Download your dataset and put it in a folder. It must be in the following format:

mydataset
├── image0.jpg
├── image0.txt
├── image1.jpg
└── image1.txt

The model to train on top of has to be in diffusers format. Search "CKPT to diffusers script" on google and save it under convert_original_stable_diffusion_to_diffusers.py, then execute:

python3 convert_original_stable_diffusion_to_diffusers.py --checkpoint_path mycheckpoint.ckpt --dump_path diffuser

Change "mycheckpoint.ckpt" to the name of the model CKPT file to convert, and "diffuser" to the name of the folder where you want the new converted diffuser model to be at.
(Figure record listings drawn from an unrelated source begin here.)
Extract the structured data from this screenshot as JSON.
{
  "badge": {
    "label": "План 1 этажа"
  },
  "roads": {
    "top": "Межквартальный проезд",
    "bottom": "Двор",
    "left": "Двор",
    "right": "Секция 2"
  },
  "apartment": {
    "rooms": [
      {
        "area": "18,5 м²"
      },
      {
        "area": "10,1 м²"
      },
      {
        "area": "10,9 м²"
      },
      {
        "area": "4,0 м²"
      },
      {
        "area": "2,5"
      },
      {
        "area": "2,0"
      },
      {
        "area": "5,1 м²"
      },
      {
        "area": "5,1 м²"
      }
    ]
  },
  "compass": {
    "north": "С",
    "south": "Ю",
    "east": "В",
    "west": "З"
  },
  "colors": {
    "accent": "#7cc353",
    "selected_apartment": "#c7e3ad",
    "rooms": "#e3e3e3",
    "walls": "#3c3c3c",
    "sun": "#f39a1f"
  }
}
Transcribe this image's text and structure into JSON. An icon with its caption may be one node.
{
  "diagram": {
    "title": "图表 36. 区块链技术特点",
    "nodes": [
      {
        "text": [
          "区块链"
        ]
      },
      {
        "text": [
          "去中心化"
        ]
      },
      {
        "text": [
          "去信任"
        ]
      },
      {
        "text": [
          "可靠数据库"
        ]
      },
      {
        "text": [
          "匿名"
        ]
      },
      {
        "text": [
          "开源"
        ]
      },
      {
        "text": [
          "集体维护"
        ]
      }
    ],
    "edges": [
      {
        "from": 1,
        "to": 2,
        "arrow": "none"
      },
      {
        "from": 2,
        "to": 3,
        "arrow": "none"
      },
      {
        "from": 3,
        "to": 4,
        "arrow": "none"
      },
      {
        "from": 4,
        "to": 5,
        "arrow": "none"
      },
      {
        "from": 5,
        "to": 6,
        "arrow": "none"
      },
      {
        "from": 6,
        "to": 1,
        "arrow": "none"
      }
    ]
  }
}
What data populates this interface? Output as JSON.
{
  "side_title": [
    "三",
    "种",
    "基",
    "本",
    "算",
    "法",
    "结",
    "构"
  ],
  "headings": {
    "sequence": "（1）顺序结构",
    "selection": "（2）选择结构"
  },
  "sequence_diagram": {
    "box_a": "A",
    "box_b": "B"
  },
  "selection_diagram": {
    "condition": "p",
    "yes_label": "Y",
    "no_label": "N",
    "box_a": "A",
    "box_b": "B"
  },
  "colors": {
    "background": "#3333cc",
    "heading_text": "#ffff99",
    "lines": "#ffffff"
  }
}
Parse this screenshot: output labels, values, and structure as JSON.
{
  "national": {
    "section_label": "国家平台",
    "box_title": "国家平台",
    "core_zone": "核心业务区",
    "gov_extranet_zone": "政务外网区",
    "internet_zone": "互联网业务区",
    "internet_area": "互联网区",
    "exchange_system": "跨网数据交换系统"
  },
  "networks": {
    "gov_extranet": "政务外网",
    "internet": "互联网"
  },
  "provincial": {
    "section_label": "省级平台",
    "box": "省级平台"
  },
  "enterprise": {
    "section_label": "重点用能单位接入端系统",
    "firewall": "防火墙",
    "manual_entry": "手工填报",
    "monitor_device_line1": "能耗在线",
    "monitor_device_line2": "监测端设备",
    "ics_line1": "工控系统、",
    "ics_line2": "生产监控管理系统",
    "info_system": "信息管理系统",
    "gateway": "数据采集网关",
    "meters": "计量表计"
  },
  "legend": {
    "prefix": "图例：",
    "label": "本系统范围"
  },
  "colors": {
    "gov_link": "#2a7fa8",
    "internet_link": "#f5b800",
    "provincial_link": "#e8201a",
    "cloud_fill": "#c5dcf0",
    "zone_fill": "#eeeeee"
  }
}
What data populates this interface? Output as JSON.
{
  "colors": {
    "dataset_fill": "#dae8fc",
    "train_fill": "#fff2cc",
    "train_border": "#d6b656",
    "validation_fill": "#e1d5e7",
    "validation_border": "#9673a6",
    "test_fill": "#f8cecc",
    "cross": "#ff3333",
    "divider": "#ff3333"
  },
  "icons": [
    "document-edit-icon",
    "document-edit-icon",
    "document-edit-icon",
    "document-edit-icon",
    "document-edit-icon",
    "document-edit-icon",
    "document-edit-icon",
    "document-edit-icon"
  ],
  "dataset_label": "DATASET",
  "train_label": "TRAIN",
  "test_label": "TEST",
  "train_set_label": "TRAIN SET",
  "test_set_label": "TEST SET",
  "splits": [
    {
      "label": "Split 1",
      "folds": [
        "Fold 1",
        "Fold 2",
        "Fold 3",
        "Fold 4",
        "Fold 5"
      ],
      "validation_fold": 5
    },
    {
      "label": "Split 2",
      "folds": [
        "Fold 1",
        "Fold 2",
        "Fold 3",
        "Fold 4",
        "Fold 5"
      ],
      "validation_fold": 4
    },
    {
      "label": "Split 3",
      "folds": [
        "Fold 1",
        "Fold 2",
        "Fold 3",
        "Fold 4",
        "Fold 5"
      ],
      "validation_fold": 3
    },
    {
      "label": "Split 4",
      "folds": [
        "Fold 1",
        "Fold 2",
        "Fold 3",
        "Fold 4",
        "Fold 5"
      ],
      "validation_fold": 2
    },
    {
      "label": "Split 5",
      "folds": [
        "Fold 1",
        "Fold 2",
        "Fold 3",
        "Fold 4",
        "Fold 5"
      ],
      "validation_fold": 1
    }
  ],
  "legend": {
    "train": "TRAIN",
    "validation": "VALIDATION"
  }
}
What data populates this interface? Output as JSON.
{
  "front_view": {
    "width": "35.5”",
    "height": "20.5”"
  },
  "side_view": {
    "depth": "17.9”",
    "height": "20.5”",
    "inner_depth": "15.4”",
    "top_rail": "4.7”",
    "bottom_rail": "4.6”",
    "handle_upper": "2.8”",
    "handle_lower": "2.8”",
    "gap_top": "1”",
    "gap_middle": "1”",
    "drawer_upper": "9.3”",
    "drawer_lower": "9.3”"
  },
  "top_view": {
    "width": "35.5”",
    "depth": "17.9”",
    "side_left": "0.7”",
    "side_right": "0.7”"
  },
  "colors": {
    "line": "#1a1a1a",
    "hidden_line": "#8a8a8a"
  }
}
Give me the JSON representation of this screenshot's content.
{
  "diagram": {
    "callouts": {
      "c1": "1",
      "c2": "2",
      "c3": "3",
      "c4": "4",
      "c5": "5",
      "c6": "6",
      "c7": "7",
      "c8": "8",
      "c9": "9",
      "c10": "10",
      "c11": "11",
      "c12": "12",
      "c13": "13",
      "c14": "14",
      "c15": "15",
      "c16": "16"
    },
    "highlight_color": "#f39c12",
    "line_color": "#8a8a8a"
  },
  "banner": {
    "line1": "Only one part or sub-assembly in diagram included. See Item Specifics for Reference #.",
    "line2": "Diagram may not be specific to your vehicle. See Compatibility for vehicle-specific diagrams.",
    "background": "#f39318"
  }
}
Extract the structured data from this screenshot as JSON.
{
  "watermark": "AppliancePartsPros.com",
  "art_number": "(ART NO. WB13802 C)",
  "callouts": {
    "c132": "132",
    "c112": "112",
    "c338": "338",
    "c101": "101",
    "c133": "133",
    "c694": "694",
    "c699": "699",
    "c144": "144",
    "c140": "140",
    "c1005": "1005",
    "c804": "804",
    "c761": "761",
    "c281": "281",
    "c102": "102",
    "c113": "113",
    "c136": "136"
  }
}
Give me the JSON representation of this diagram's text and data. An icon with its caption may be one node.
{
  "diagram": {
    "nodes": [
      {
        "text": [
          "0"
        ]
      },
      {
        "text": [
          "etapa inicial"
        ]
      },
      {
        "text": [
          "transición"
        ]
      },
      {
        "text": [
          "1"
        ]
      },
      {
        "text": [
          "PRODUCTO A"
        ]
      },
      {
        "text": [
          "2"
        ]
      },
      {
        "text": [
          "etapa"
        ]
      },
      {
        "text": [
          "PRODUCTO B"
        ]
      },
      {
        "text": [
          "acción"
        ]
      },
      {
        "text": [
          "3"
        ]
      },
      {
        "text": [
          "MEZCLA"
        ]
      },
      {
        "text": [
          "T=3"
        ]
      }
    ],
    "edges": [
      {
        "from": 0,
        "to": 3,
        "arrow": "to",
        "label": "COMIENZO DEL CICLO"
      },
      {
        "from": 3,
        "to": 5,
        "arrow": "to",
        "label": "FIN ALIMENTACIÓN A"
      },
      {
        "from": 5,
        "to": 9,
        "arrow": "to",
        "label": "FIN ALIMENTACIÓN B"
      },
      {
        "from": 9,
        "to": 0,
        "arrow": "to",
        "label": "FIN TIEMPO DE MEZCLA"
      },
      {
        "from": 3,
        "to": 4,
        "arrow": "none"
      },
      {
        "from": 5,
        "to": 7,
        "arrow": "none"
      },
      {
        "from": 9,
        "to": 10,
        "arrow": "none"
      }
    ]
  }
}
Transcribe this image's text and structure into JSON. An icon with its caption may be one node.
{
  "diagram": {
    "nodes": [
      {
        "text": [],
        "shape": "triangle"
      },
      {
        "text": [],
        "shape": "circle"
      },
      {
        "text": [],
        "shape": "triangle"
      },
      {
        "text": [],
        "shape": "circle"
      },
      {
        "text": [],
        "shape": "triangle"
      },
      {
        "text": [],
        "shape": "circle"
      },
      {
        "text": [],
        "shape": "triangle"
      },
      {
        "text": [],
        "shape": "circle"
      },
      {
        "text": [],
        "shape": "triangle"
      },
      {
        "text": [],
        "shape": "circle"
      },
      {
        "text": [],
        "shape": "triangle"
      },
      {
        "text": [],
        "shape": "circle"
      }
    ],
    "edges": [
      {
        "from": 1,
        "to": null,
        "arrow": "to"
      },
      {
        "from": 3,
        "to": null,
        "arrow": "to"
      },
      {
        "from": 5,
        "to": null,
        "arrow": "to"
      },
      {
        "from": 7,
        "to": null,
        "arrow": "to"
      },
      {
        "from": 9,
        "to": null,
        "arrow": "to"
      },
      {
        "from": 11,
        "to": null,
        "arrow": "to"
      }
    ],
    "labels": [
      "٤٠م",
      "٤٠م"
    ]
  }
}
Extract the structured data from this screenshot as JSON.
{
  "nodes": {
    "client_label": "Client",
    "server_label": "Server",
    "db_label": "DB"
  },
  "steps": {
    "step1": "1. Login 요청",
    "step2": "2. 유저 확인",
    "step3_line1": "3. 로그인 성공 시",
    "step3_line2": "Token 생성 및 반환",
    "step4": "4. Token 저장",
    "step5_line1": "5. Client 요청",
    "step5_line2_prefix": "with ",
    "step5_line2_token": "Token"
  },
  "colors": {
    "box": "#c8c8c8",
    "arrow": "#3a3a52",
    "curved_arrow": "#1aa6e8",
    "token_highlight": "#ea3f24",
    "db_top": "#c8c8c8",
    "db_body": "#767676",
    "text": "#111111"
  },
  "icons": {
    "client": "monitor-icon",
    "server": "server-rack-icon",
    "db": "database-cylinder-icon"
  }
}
In order to start training execute the following command:

python3 diffusers_trainer.py --model diffuser --dataset mydataset --run_name mytrainedmodel --use_8bit_adam True

This command will:

  • Use the folder "diffuser" as the base diffuser model to train on top of
  • Use the folder "mydataset" as the training data
  • Name the new model "mytrainedmodel"
  • Use 8-bit Adam Optimizer

Of course you can change any of those parameters to your liking.
Once training finishes, your trained model will be available in the "output" folder.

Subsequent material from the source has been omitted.